Amalia y Cristian estaban ya esperándole.
Se sentó a su lado dejándose caer sobre la silla metálica, como si estuviera cansado o acabase de hacer una maratón. Los saludos fueron rápidos, del estilo de siempre.
Apenas una declaración de intenciones.
—¿Cómo lo llevas?
Apartó a Valeria de su mente para concentrarse en ellos, sus amigos, su grupo.
—¿Hace mucho que esperáis?
—No, nada.
—Yo he llegado hace diez minutos —dijo Amalia pasando de la indiferencia de Cristian—, pero es que estaba un poco impaciente. ¿De verdad tenemos local de ensayo?
—Ya os lo dije por teléfono —manifestó Juanjo.
—Jo, vale, es que… —La chica hizo un gesto de no creérselo con la mano—. Me parece una pasada.
—Tu padre es genial —convino Cristian.
—Aún tiene contactos —reconoció Juanjo.
—Ahora sí que tendrás que tocar con él.
La expresión del chico cambió de forma imperceptible.
—No —respondió, lacónico.
—Vamos, tío —dijo Amalia—. Aparte de que sea tu padre y te apoye, también lo hace para enrollarte, y lo veo lógico.
—¿Y qué?
—Pues que ojalá mi padre fuera músico y me pidiera que tocara con él.
—Mi padre no es músico —objetó Juanjo—. Es una leyenda del rock patrio.
—Mejor.
—No. Un ladrillo. —Fue tajante—. Un marrón de aquí te espero. No quiero ser otro
«hijo de» usando el buen o mal nombre de su papá para que hablen de él. Y además hay otras cosas.

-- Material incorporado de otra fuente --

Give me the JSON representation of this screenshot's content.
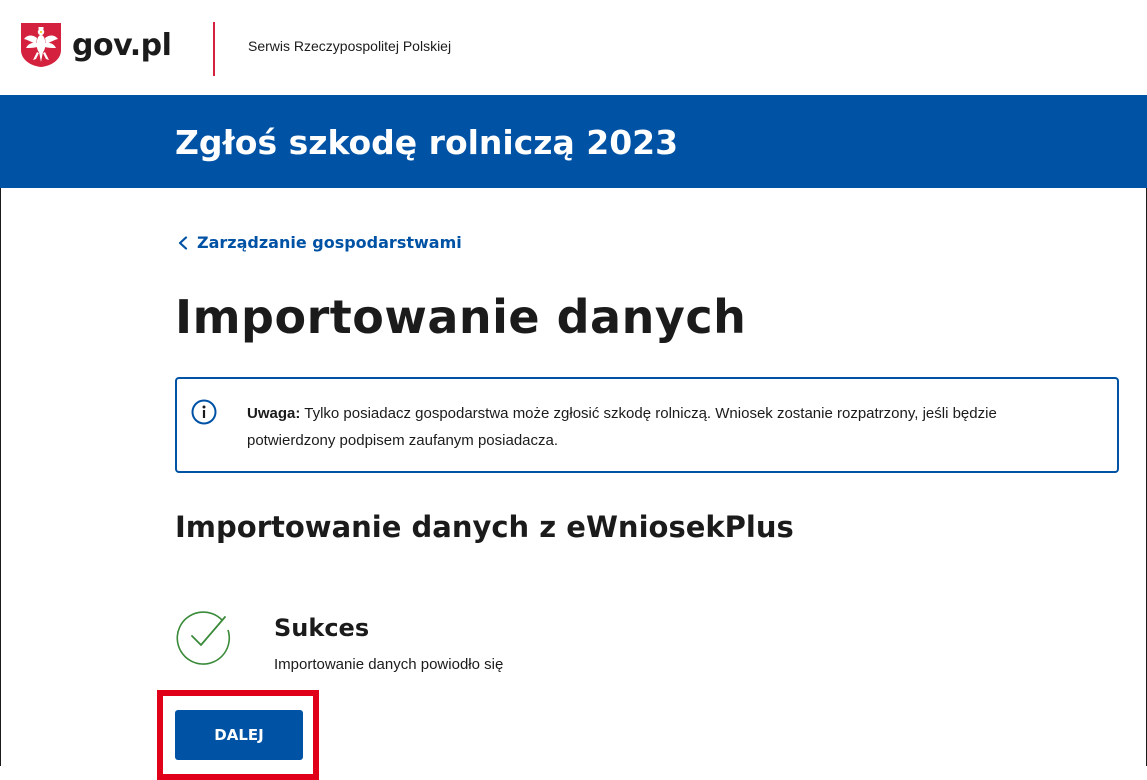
{
  "header": {
    "logo_text": "gov.pl",
    "service_name": "Serwis Rzeczypospolitej Polskiej"
  },
  "banner": {
    "title": "Zgłoś szkodę rolniczą 2023"
  },
  "breadcrumb": {
    "back_label": "Zarządzanie gospodarstwami"
  },
  "page": {
    "title": "Importowanie danych",
    "alert": {
      "prefix": "Uwaga:",
      "text": " Tylko posiadacz gospodarstwa może zgłosić szkodę rolniczą. Wniosek zostanie rozpatrzony, jeśli będzie potwierdzony podpisem zaufanym posiadacza."
    },
    "section_title": "Importowanie danych z eWniosekPlus",
    "status": {
      "title": "Sukces",
      "description": "Importowanie danych powiodło się"
    },
    "next_button": "DALEJ"
  },
  "colors": {
    "brand_blue": "#0052a5",
    "accent_red": "#d4213d",
    "success_green": "#3a8a3a",
    "highlight_red": "#e1001a"
  }
}
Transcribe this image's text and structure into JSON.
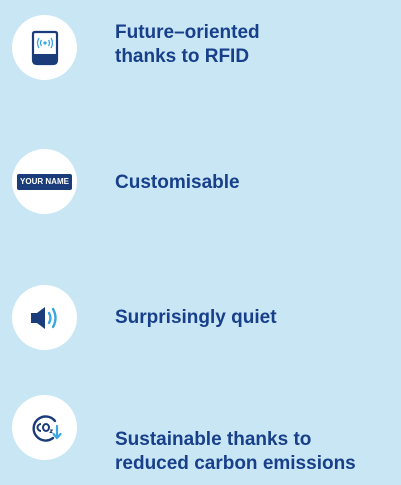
{
  "colors": {
    "background": "#c9e6f5",
    "circle": "#ffffff",
    "text": "#173f8a",
    "icon_navy": "#1b3c7a",
    "icon_accent": "#3aa7e0"
  },
  "features": [
    {
      "icon": "rfid-card-icon",
      "label": "Future–oriented\nthanks to RFID"
    },
    {
      "icon": "your-name-badge-icon",
      "badge_text": "YOUR NAME",
      "label": "Customisable"
    },
    {
      "icon": "speaker-icon",
      "label": "Surprisingly quiet"
    },
    {
      "icon": "co2-reduction-icon",
      "label": "Sustainable thanks to\nreduced carbon emissions"
    }
  ]
}
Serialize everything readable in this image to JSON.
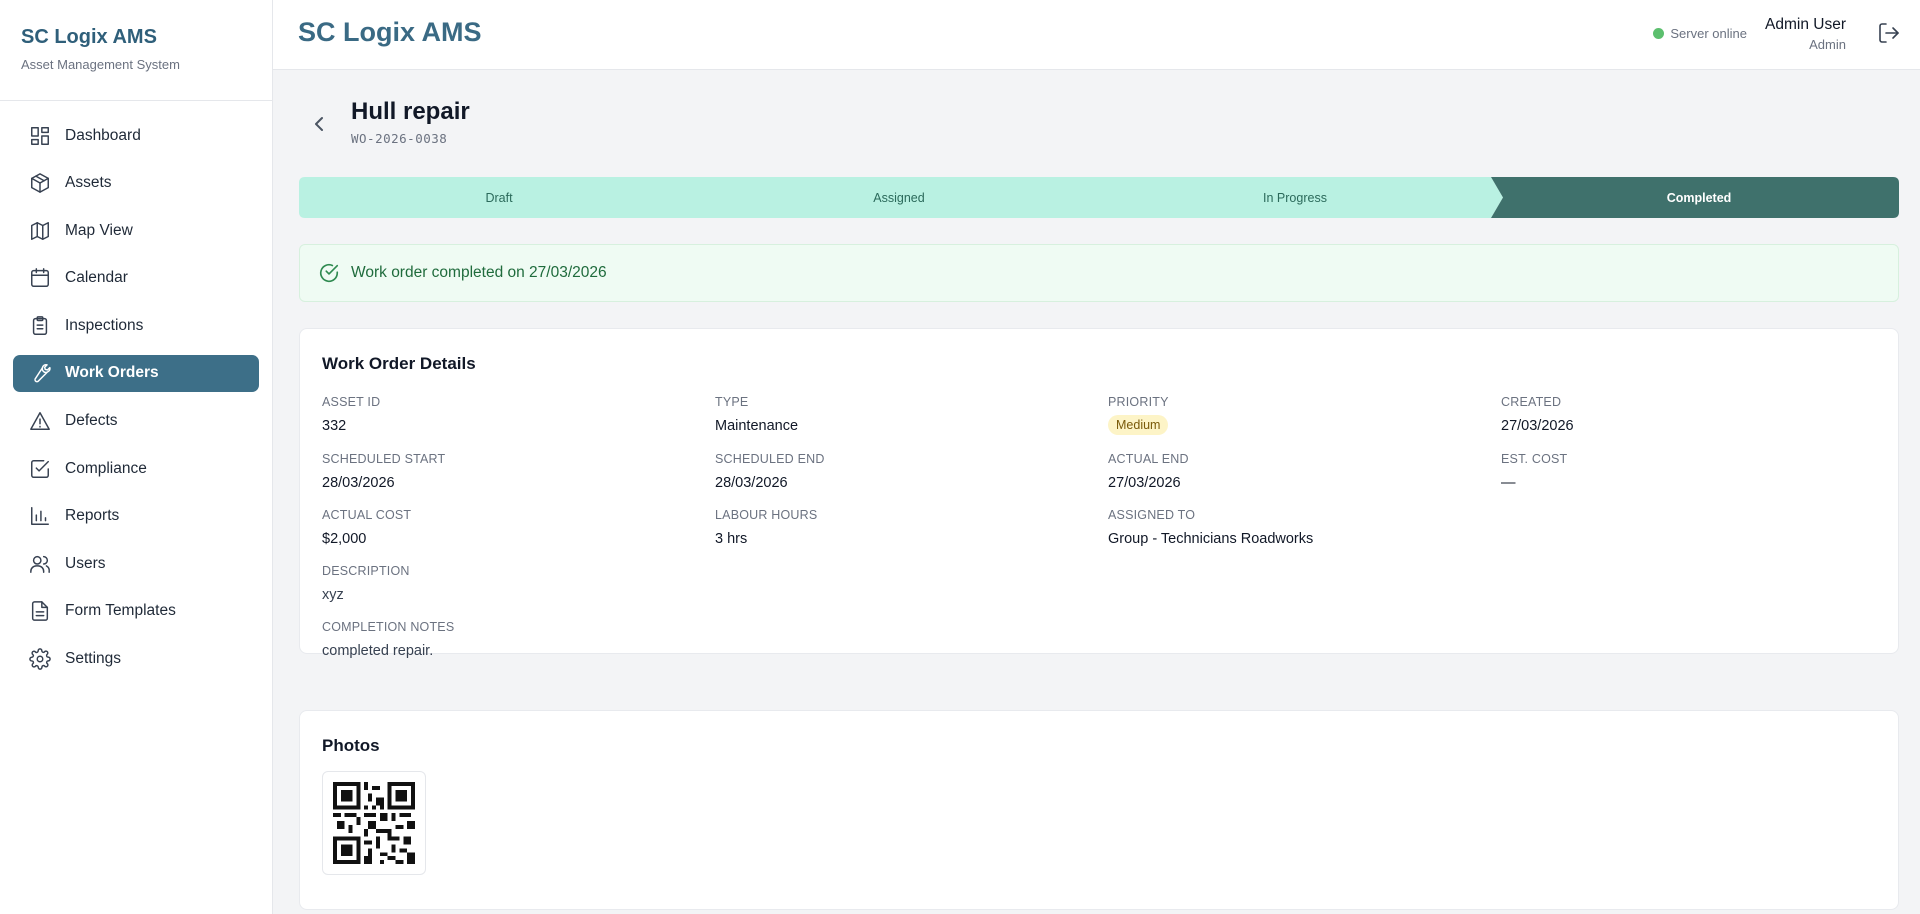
{
  "brand": {
    "title": "SC Logix AMS",
    "subtitle": "Asset Management System"
  },
  "sidebar": {
    "items": [
      {
        "label": "Dashboard",
        "icon": "dashboard-icon"
      },
      {
        "label": "Assets",
        "icon": "box-icon"
      },
      {
        "label": "Map View",
        "icon": "map-icon"
      },
      {
        "label": "Calendar",
        "icon": "calendar-icon"
      },
      {
        "label": "Inspections",
        "icon": "clipboard-icon"
      },
      {
        "label": "Work Orders",
        "icon": "wrench-icon",
        "active": true
      },
      {
        "label": "Defects",
        "icon": "warning-triangle-icon"
      },
      {
        "label": "Compliance",
        "icon": "checkbox-icon"
      },
      {
        "label": "Reports",
        "icon": "bar-chart-icon"
      },
      {
        "label": "Users",
        "icon": "users-icon"
      },
      {
        "label": "Form Templates",
        "icon": "document-icon"
      },
      {
        "label": "Settings",
        "icon": "gear-icon"
      }
    ]
  },
  "header": {
    "title": "SC Logix AMS",
    "server_status": "Server online",
    "user_name": "Admin User",
    "user_role": "Admin"
  },
  "work_order": {
    "title": "Hull repair",
    "number": "WO-2026-0038",
    "steps": [
      "Draft",
      "Assigned",
      "In Progress",
      "Completed"
    ],
    "current_step": "Completed",
    "banner": "Work order completed on 27/03/2026"
  },
  "details": {
    "title": "Work Order Details",
    "asset_id": {
      "label": "ASSET ID",
      "value": "332"
    },
    "type": {
      "label": "TYPE",
      "value": "Maintenance"
    },
    "priority": {
      "label": "PRIORITY",
      "value": "Medium"
    },
    "created": {
      "label": "CREATED",
      "value": "27/03/2026"
    },
    "scheduled_start": {
      "label": "SCHEDULED START",
      "value": "28/03/2026"
    },
    "scheduled_end": {
      "label": "SCHEDULED END",
      "value": "28/03/2026"
    },
    "actual_end": {
      "label": "ACTUAL END",
      "value": "27/03/2026"
    },
    "est_cost": {
      "label": "EST. COST",
      "value": "—"
    },
    "actual_cost": {
      "label": "ACTUAL COST",
      "value": "$2,000"
    },
    "labour_hours": {
      "label": "LABOUR HOURS",
      "value": "3 hrs"
    },
    "assigned_to": {
      "label": "ASSIGNED TO",
      "value": "Group - Technicians Roadworks"
    },
    "description": {
      "label": "DESCRIPTION",
      "value": "xyz"
    },
    "completion_notes": {
      "label": "COMPLETION NOTES",
      "value": "completed repair."
    }
  },
  "photos": {
    "title": "Photos"
  },
  "colors": {
    "brand": "#3a6a84",
    "active_nav": "#3d6f88",
    "step_pending": "#b9f1e2",
    "step_done": "#3f716c",
    "success_bg": "#effbf3",
    "priority_badge": "#fdf4c7",
    "online": "#5cbf6e"
  }
}
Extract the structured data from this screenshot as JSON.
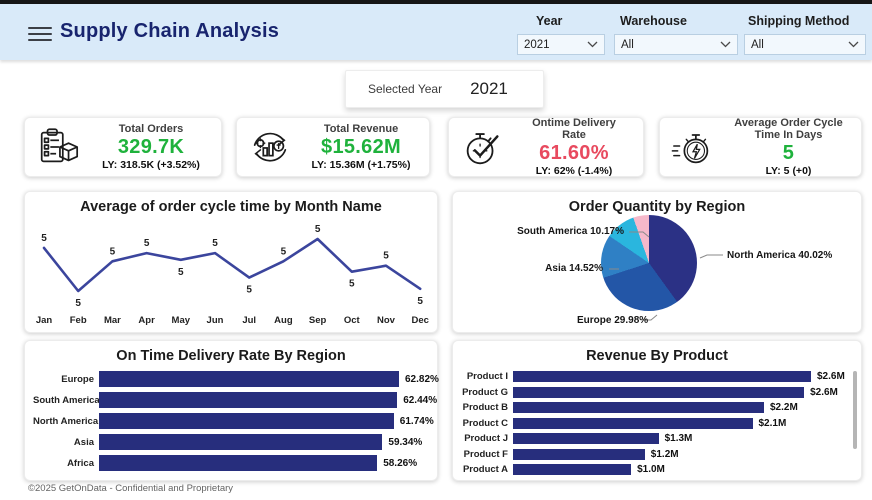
{
  "header": {
    "title": "Supply Chain Analysis",
    "filters": [
      {
        "label": "Year",
        "value": "2021"
      },
      {
        "label": "Warehouse",
        "value": "All"
      },
      {
        "label": "Shipping Method",
        "value": "All"
      }
    ]
  },
  "selected_year": {
    "label": "Selected Year",
    "value": "2021"
  },
  "colors": {
    "positive": "#1fb23c",
    "negative": "#e84a5f",
    "bar_navy": "#272e7d",
    "line_navy": "#3b459d",
    "header_bg": "#d9eaf9",
    "title_navy": "#18246e"
  },
  "kpis": [
    {
      "icon": "clipboard-box-icon",
      "title": "Total Orders",
      "value": "329.7K",
      "value_color": "#1fb23c",
      "ly": "LY: 318.5K (+3.52%)"
    },
    {
      "icon": "revenue-cycle-icon",
      "title": "Total Revenue",
      "value": "$15.62M",
      "value_color": "#1fb23c",
      "ly": "LY: 15.36M (+1.75%)"
    },
    {
      "icon": "stopwatch-check-icon",
      "title": "Ontime Delivery Rate",
      "value": "61.60%",
      "value_color": "#e84a5f",
      "ly": "LY: 62% (-1.4%)"
    },
    {
      "icon": "stopwatch-fast-icon",
      "title": "Average Order Cycle Time In Days",
      "value": "5",
      "value_color": "#1fb23c",
      "ly": "LY: 5 (+0)"
    }
  ],
  "chart_data": [
    {
      "type": "line",
      "title": "Average of order cycle time by Month Name",
      "categories": [
        "Jan",
        "Feb",
        "Mar",
        "Apr",
        "May",
        "Jun",
        "Jul",
        "Aug",
        "Sep",
        "Oct",
        "Nov",
        "Dec"
      ],
      "values": [
        5.18,
        4.6,
        5.0,
        5.11,
        5.02,
        5.11,
        4.78,
        5.0,
        5.3,
        4.86,
        4.94,
        4.63
      ],
      "data_labels": [
        "5",
        "5",
        "5",
        "5",
        "5",
        "5",
        "5",
        "5",
        "5",
        "5",
        "5",
        "5"
      ],
      "label_positions": [
        "above",
        "below",
        "above",
        "above",
        "below",
        "above",
        "below",
        "above",
        "above",
        "below",
        "above",
        "below"
      ],
      "line_color": "#3b459d",
      "ylim": [
        4.5,
        5.4
      ],
      "grid": false
    },
    {
      "type": "pie",
      "title": "Order Quantity by Region",
      "slices": [
        {
          "label": "North America",
          "value": 40.02,
          "display": "North America 40.02%",
          "color": "#2b3185"
        },
        {
          "label": "Europe",
          "value": 29.98,
          "display": "Europe 29.98%",
          "color": "#2356a7"
        },
        {
          "label": "Asia",
          "value": 14.52,
          "display": "Asia 14.52%",
          "color": "#2f80c5"
        },
        {
          "label": "South America",
          "value": 10.17,
          "display": "South America 10.17%",
          "color": "#2ab6de"
        },
        {
          "label": "",
          "value": 5.31,
          "display": "",
          "color": "#f6b8ca"
        }
      ]
    },
    {
      "type": "bar",
      "title": "On Time Delivery Rate By Region",
      "categories": [
        "Europe",
        "South America",
        "North America",
        "Asia",
        "Africa"
      ],
      "values": [
        62.82,
        62.44,
        61.74,
        59.34,
        58.26
      ],
      "value_labels": [
        "62.82%",
        "62.44%",
        "61.74%",
        "59.34%",
        "58.26%"
      ],
      "orientation": "horizontal",
      "bar_color": "#272e7d"
    },
    {
      "type": "bar",
      "title": "Revenue By Product",
      "categories": [
        "Product I",
        "Product G",
        "Product B",
        "Product C",
        "Product J",
        "Product F",
        "Product A"
      ],
      "values": [
        2.6,
        2.54,
        2.19,
        2.09,
        1.27,
        1.15,
        1.03
      ],
      "value_labels": [
        "$2.6M",
        "$2.6M",
        "$2.2M",
        "$2.1M",
        "$1.3M",
        "$1.2M",
        "$1.0M"
      ],
      "orientation": "horizontal",
      "bar_color": "#272e7d"
    }
  ],
  "footer": {
    "copyright": "©2025 GetOnData - Confidential and Proprietary"
  }
}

—¿Cuáles? —inquirió Cristian.
—Personales.
—Cuando te pones borde…
—Vale, no discutáis. —Amalia puso paz—. Solo digo que para ti sería una oportunidad.
—No quiero esas oportunidades.
—Dile que no lo pregone.
—¿Tú crees que, si grabara algo o si saliera a escena con él, no lo pregonaría a los cuatro vientos?
—Pasemos del tema. —Cristian hizo ver que echaba la llave a una cerradura imaginaria situada frente a su cara, en mitad de ninguna parte—. ¿Qué tal el conservatorio?
El camarero llegó hasta ellos y eso impidió la respuesta de Juanjo. Amalia ya se había bebido su cerveza. La de Cristian estaba a la mitad. Como no andaban sobrados de dinero, ellos dos pasaron. El recién llegado pidió una limonada.
—¿Limonada? —Su compañero frunció el ceño.
—No quiero que mi madre me huela el aliento cuando llegue.